The judge scheduled testimony Thursday from a former state GOP official-turned-Trump campaign official, Jesse Law, about whether training for poll-watchers was "confusing or misleading" about rules they need to follow if they challenge a voter at the polls.
Boulware told attorneys for the Democratic and Republican parties that he wasn't convinced there was a firm link between the Trump and a named defendant, party official Roger Stone Jr., or between the campaign and the state party.
"We haven't established that Mr. Trump and Mr. Stone have sent people to the polls here in Nevada ... for the purpose of voter intimidation and coercion," the judge said.
But he said that if he finds evidence of intentional omissions in training he might order email reminders to be issued to poll-watchers.
Boulware declared also that he intends to rule by the weekend.
"If it's not done before then, it's not going to happen," he said.
The hearing in Nevada was the first after four similar lawsuits were filed in recent days in four presidential battleground states — also including Arizona, Ohio and Pennsylvania.
A hearing in the Arizona case was scheduled Thursday before a federal judge in Phoenix.
In Nevada, Democrats accuse the Trump campaign, Stone and his group called "Stop the Steal" of a "coordinated campaign of vigilante voter intimidation."
"Stone and Stop the Steal Inc. are actively recruiting Trump supporters for 'exit polling' specifically targeting nine Democratic-leaning cities with large minority populations, including Las Vegas," attorney Bradley Schrager said in a request for a temporary restraining order.

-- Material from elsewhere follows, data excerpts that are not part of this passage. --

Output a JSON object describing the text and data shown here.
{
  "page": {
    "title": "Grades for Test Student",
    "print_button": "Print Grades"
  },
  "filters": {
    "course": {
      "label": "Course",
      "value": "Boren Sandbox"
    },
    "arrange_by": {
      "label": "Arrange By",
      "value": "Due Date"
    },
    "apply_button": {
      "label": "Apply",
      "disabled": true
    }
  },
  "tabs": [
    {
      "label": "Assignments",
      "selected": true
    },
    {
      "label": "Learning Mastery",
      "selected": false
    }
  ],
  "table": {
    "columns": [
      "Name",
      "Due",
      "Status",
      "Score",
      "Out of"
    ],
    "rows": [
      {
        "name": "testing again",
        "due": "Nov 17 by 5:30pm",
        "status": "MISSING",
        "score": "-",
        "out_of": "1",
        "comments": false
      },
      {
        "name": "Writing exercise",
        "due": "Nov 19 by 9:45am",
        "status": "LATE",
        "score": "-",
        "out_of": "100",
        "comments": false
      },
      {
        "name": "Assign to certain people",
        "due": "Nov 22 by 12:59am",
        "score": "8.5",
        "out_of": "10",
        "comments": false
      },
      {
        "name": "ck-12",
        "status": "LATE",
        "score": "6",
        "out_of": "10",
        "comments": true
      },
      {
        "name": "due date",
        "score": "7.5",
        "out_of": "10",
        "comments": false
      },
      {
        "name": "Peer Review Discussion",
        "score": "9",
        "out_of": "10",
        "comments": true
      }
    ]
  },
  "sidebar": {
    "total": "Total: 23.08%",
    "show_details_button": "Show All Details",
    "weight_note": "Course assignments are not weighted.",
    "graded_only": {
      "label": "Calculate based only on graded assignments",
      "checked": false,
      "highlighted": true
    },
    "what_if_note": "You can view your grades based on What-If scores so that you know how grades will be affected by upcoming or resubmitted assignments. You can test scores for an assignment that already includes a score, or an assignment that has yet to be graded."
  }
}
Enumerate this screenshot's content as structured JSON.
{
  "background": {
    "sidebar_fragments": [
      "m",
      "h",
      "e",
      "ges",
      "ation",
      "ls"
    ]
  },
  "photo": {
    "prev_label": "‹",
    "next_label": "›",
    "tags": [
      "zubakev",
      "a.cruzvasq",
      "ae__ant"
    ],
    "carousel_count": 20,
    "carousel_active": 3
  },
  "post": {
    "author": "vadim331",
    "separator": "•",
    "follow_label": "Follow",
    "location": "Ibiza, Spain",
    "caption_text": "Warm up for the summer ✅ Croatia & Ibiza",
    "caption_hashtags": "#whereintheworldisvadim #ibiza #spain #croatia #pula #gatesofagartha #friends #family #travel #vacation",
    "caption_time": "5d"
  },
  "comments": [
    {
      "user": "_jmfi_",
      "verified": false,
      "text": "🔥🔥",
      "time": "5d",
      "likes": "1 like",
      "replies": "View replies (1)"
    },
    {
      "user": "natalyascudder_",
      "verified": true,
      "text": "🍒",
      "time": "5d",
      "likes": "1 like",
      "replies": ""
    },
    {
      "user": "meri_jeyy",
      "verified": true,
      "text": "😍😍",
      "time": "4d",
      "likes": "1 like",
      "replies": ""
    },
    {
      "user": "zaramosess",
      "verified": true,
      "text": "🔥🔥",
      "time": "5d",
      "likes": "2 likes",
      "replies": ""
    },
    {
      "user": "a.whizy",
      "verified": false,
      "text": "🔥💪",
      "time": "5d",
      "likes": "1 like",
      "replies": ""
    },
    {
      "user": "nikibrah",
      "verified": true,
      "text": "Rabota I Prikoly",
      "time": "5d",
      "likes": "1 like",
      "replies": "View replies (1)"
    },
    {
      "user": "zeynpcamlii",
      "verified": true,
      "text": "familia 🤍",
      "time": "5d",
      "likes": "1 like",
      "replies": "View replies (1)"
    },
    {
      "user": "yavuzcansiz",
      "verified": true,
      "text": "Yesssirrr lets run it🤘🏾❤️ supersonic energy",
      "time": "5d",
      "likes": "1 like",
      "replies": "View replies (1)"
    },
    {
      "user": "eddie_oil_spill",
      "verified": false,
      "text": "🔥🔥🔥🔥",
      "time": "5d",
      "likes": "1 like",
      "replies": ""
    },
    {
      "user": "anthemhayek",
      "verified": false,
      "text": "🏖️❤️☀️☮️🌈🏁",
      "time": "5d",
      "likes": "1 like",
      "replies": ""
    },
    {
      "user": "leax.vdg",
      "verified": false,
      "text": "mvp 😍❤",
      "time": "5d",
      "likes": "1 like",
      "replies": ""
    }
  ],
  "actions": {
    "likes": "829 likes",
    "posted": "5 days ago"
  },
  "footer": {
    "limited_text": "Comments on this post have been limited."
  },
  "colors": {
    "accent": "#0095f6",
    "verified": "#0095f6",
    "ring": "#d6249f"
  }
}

However, attorney Bruce Spiva, a Washington, D.C.-based lawyer for a firm that does work for the Democratic National Committee, conceded in court that the plaintiffs didn't know if Stone had been served with the Nevada lawsuit.
Stone didn't immediately respond to emails Wednesday about the case. He said in a statement after the Nevada lawsuit was filed on Sunday that his group conducts neutral interviews to detect any deviance between voting machine results and exit poll results.
"We seek only to determine if the election is honestly and fairly conducted and to provide ... an evidentiary basis for a challenge to the election if that is not the case," the statement said.
In court filings, the Nevada State Democratic Party declares the suggestion of widespread voter fraud in modern American politics "itself a fraud."
The lawsuit cites provisions of the Ku Klux Klan Act of 1871 and the Voting Rights Act of 1965 that prohibit intimidating or threatening voters.
The lawsuit alleges that Trump supporters have yelled at voters outside Las Vegas-area polling places, and points to instances of what it calls "bogus claims of voter fraud" by Trump in recent weeks including calls to supporters in rural Pennsylvania and Ohio to "watch" polling in urban areas so the election can't be stolen from him.